[Update, 12:03 PM: the City Council's vote has been delayed until Tuesday, November 20. We'll bring you more information as we receive it.]
The Los Angeles City Council is poised today to approve a $1.6 billion solar power purchase agreement by the Department of Water and Power (DWP) that could go a long way toward helping DWP meet its renewable energy targets.
The council will decide whether to finalize a 25-year agreement for the DWP to buy power from a 250-megawatt solar power plant nearing construction on the Moapa Indian Reservation about 30 miles north of Las Vegas. The agreement with K Road Moapa Solar, LLC, would boost DWP's renewable energy portfolio by nearly 3 percent.
Under the state's Renewable Portfolio Standard law, DWP, the nation's largest publicly-owned utility, must generate 25 percent of its power from renewable sources by 2016 and 33 percent by 2020. The department at one time exceeded the 20 percent mark, but it now gets about 17.8 percent of its power from wind, solar, and other renewable sources, according to a recent report by the City Administrative Officer.
As part of the agreement, DWP would have an option to purchase the solar energy farm at various stages beginning in 2026 for a starting price estimated at between $339 million and $398 million.
The agreement has the support of Mayor Antonio Villaraigosa, who has called the Moapa project and another proposed solar power purchase agreement with the Sempra Gas and Power's Copper Mountain Solar 3 facility in Boulder City, Nevada "a defining moment for the city's economic and environmental future."
The council's approval would authorize DWP to build an $18 million, 5.5-mile transmission line on federal land to get the solar-generated electricity to the city. A favorable vote would trigger the drafting of an ordinance by the City Attorney's Office to finally ink the deal before the end of the year.
The project is expected to add an additional $0.80 per month to the average residential customer's bill when the project starts to come on line in 2016. The City Council last month approved two years of rate hikes totaling 11.1 percent, or about $3.65 per month for residential customers and $15 for small commercial customers.
K Road Solar plans to build an estimated 910,000 solar panels on the 2,500-acre site on tribal land. The project, the first utility-scale solar power facility approved for tribal lands in the U.S., was green-lighted by Interior Secretary Ken Salazar in June. The Moapa Reservation is on land considered an important migration corridor for the federally threatened desert tortoise.
The project has support from the city's Ratepayer Advocate, Fred Pickel, who said the agreement guarantees the city a price for the solar energy that is about half what it has been in other large-scale solar projects in the last five years.
"We're under a legal obligation to move forward. The timeline to develop these things is such that we have to move forward now," Pickel said. "This is very attractively priced and much cheaper than some of the earlier projects."
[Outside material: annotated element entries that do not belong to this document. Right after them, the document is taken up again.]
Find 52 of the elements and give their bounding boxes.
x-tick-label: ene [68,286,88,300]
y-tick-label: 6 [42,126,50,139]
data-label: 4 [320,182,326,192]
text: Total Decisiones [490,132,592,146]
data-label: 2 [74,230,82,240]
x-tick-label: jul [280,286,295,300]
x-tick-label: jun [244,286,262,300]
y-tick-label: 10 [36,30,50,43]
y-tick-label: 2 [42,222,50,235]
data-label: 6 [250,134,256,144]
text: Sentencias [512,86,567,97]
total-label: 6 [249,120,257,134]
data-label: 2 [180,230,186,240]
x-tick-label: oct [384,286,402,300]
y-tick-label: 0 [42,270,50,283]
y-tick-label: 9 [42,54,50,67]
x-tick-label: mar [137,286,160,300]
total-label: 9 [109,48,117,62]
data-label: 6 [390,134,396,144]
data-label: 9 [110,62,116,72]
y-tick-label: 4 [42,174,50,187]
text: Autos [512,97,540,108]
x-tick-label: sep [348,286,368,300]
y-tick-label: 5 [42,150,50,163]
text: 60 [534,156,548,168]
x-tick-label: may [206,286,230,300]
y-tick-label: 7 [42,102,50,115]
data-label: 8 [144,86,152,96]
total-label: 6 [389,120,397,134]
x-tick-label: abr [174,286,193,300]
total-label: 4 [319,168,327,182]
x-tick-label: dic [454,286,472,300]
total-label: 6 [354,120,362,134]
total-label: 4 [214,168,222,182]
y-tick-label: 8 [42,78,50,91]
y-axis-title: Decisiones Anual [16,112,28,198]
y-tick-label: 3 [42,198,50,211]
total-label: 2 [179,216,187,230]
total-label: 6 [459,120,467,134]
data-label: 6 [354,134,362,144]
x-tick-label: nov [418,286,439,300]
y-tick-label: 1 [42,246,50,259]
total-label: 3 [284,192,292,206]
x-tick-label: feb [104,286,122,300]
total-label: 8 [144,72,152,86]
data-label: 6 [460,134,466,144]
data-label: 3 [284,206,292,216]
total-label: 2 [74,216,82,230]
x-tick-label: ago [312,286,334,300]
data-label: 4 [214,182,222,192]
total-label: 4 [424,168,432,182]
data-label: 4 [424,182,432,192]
Pickel, however, urged state and local lawmakers to begin a wider discussion about reducing the state renewable energy targets, given a steep decline in the cost of natural gas due to the increasing use of hydraulic fracturing, a.k.a. "fracking," to extract gas. That cost has plummeted to nearly one-quarter what it was in 2008. Given that California voters just approved tax increases to fund more renewable energy projects, Pickel's suggestion may not get very far.
With contributions by City News Service.